Reputation: 324
Is it possible to perform a sampling without replacement? Something like this (it does not work as desired):
x <- rle(c(1,1,1,1,1,2,2))
result <- sample(x, size=2, replace=F)
print(inverse.rle(result))
# prints [1] 1 1 1 1 1 1 2 2
# a desired result [1] 1 1
In other words, I'd like to have the following working but with running length encoding:
set.seed(2)
x <- c(1,1,1,1,1,2,2)
result <- sample(x, size=2, replace=F)
print(result)
# prints [1] 1 2
Upvotes: 1
Views: 111
Reputation: 31
The sampling works out of the box if instead of rle()

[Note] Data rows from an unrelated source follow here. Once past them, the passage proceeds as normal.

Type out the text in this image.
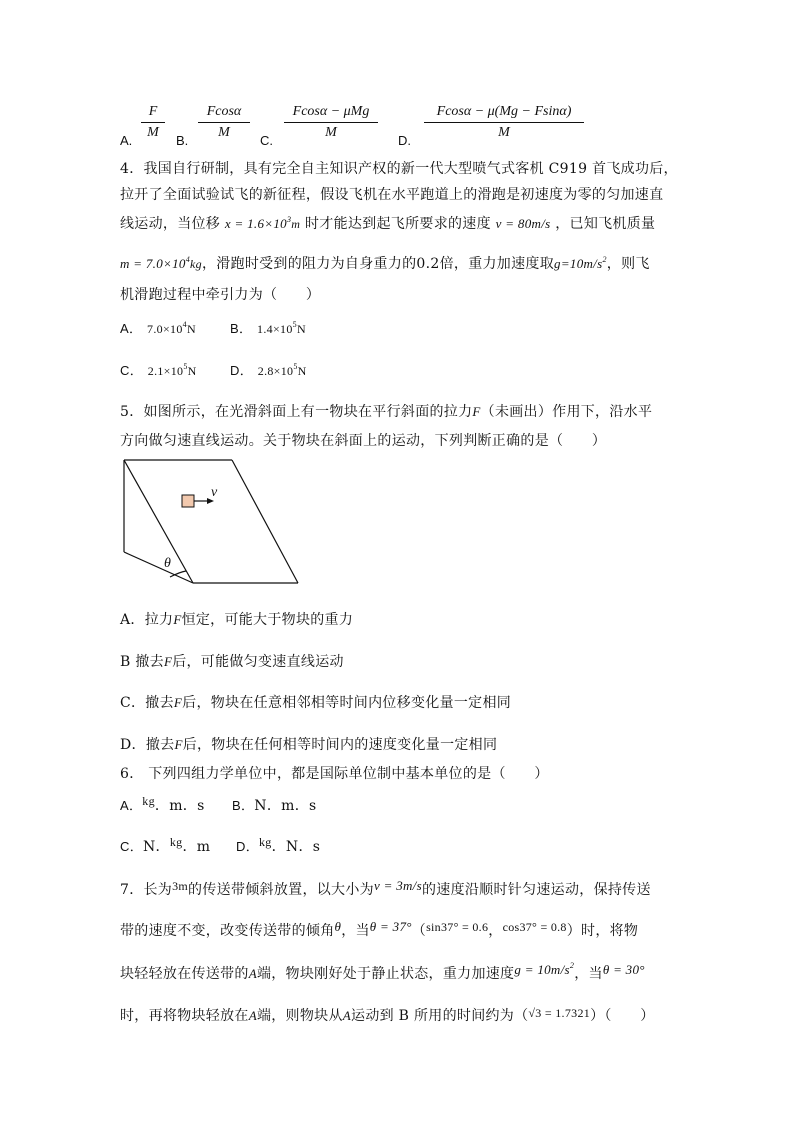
A. $\frac{F}{M} B$. $\frac{Fcos\alpha}{M} C$.
Fcosα − μMg
M
D. $\frac{Fcos\alpha - \mu(Mg - Fsin\alpha)}{M}$
4．我国自行研制，具有完全自主知识产权的新一代大型喷气式客机 C919 首飞成功后，
拉开了全面试验试飞的新征程，假设飞机在水平跑道上的滑跑是初速度为零的匀加速直
线运动，当位移 $x = 1.6\times 10^3m$ 时才能达到起飞所要求的速度 v = 80m/s ，已知飞机质量
$m = 7.0\times 10^4kg$，滑跑时受到的阻力为自身重力的0.2倍，重力加速度取$g=10m/s^2$，则飞
机滑跑过程中牵引力为（　　）
A． $7.0\times 10^4N$	B． $1.4\times 10^5N$
C． $2.1\times 10^5N$	D． $2.8\times 10^5N$
5．如图所示，在光滑斜面上有一物块在平行斜面的拉力F（未画出）作用下，沿水平
方向做匀速直线运动。关于物块在斜面上的运动，下列判断正确的是（　　）
v
θ
A．拉力F恒定，可能大于物块的重力
B 撤去F后，可能做匀变速直线运动
C．撤去F后，物块在任意相邻相等时间内位移变化量一定相同
D．撤去F后，物块在任何相等时间内的速度变化量一定相同
6． 下列四组力学单位中，都是国际单位制中基本单位的是（　　）
A．kg．m．s B．N．m．s
C．N．kg．m D．kg．N．s
7．长为3m的传送带倾斜放置，以大小为v = 3m/s的速度沿顺时针匀速运动，保持传送
带的速度不变，改变传送带的倾角θ，当θ = 37°（sin37° = 0.6，cos37° = 0.8）时，将物
块轻轻放在传送带的A端，物块刚好处于静止状态，重力加速度$g = 10m/s^2$，当θ = 30°
时，再将物块轻放在A端，则物块从A运动到 B 所用的时间约为（√3 = 1.7321）（　　）
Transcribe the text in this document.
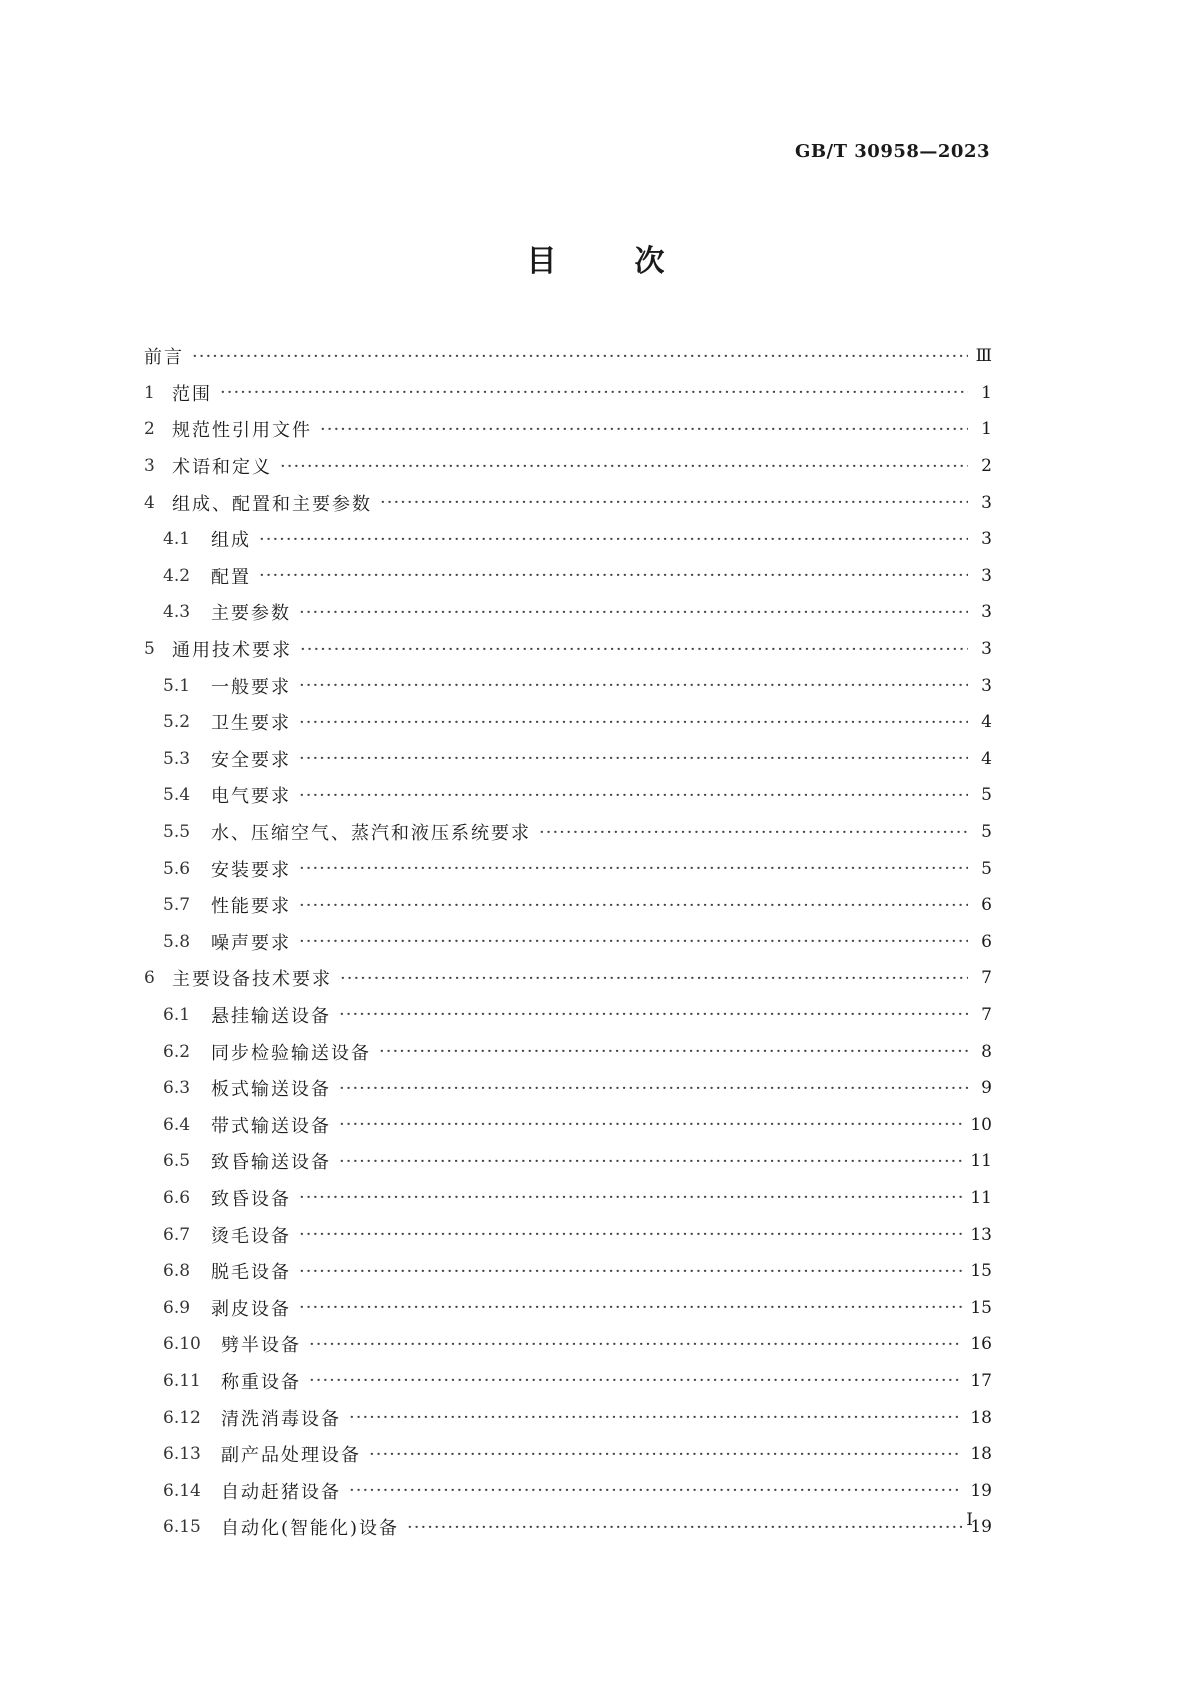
GB/T 30958—2023
目	次
前言 ·····	Ⅲ
1 范围 ·····	1
2 规范性引用文件 ·····	1
3 术语和定义 ·····	2
4 组成、配置和主要参数 ·····	3
4.1	组成 ·····	3
4.2	配置 ·····	3
4.3	主要参数 ·····	3
5 通用技术要求 ·····	3
5.1	一般要求 ·····	3
5.2	卫生要求 ·····	4
5.3	安全要求 ·····	4
5.4	电气要求 ·····	5
5.5	水、压缩空气、蒸汽和液压系统要求 ·····	5
5.6	安装要求 ·····	5
5.7	性能要求 ·····	6
5.8	噪声要求 ·····	6
6 主要设备技术要求 ·····	7
6.1	悬挂输送设备 ·····	7
6.2	同步检验输送设备 ·····	8
6.3	板式输送设备 ·····	9
6.4	带式输送设备 ·····	10
6.5	致昏输送设备 ·····	11
6.6	致昏设备 ·····	11
6.7	烫毛设备 ·····	13
6.8	脱毛设备 ·····	15
6.9	剥皮设备 ·····	15
6.10	劈半设备 ·····	16
6.11	称重设备 ·····	17
6.12	清洗消毒设备 ·····	18
6.13	副产品处理设备 ·····	18
6.14	自动赶猪设备 ·····	19
6.15	自动化(智能化)设备 ·····	19
I
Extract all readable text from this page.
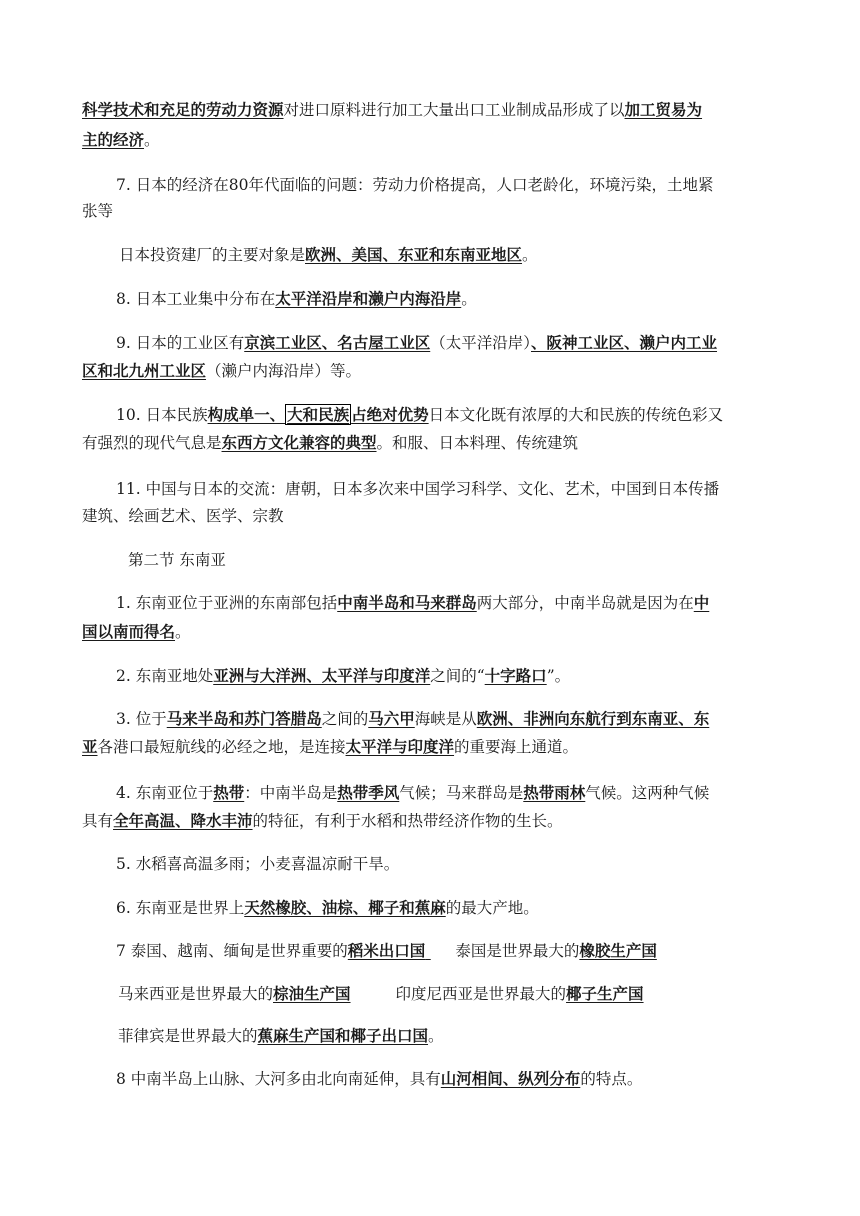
科学技术和充足的劳动力资源对进口原料进行加工大量出口工业制成品形成了以加工贸易为
主的经济。
7. 日本的经济在80年代面临的问题：劳动力价格提高，人口老龄化，环境污染，土地紧
张等
日本投资建厂的主要对象是欧洲、美国、东亚和东南亚地区。
8. 日本工业集中分布在太平洋沿岸和濑户内海沿岸。
9. 日本的工业区有京滨工业区、名古屋工业区（太平洋沿岸）、阪神工业区、濑户内工业
区和北九州工业区（濑户内海沿岸）等。
10. 日本民族构成单一、 大和民族 占绝对优势日本文化既有浓厚的大和民族的传统色彩又
有强烈的现代气息是东西方文化兼容的典型。和服、日本料理、传统建筑
11. 中国与日本的交流：唐朝，日本多次来中国学习科学、文化、艺术，中国到日本传播
建筑、绘画艺术、医学、宗教
第二节 东南亚
1. 东南亚位于亚洲的东南部包括中南半岛和马来群岛两大部分，中南半岛就是因为在中
国以南而得名。
2. 东南亚地处亚洲与大洋洲、太平洋与印度洋之间的“十字路口”。
3. 位于马来半岛和苏门答腊岛之间的马六甲海峡是从欧洲、非洲向东航行到东南亚、东
亚各港口最短航线的必经之地，是连接太平洋与印度洋的重要海上通道。
4. 东南亚位于热带：中南半岛是热带季风气候；马来群岛是热带雨林气候。这两种气候
具有全年高温、降水丰沛的特征，有利于水稻和热带经济作物的生长。
5. 水稻喜高温多雨；小麦喜温凉耐干旱。
6. 东南亚是世界上天然橡胶、油棕、椰子和蕉麻的最大产地。
7 泰国、越南、缅甸是世界重要的稻米出口国 泰国是世界最大的橡胶生产国
马来西亚是世界最大的棕油生产国	印度尼西亚是世界最大的椰子生产国
菲律宾是世界最大的蕉麻生产国和椰子出口国。
8 中南半岛上山脉、大河多由北向南延伸，具有山河相间、纵列分布的特点。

you use the S4Vectors function Rle()
.
x <- Rle(c(1,1,1,1,1,2,2))
# numeric-Rle of length 7 with 2 runs
# Lengths: 5 2
# Values : 1 2
xs <- sample(x, 4, replace=F)
# numeric-Rle of length 4 with 2 runs
# Lengths: 2 2
# Values : 2 1
xs2 <- Rle(sort(xs))
# numeric-Rle of length 4 with 2 runs
# Lengths: 2 2
# Values : 1 2
as.vector(xs2)
# [1] 1 1 2 2
Upvotes: 0
Reputation: 2767
Here's a function to do it. You probably need some big numbers to make this worthwhile over just expanding out the rle explicitly.
x <- rle(c(1,1,1,1,1,2,2))
sample_rle <- function(x, ...) {
x$values[1+findInterval(
sample(sum(x$lengths), ...),
cumsum(x$lengths),
left.open=TRUE)]
}
sample_rle(x, size = 2, replace = FALSE)
#> [1] 2 1
sample_rle(x, size = 7, replace = FALSE)
#> [1] 2 1 2 1 1 1 1
Upvotes: 1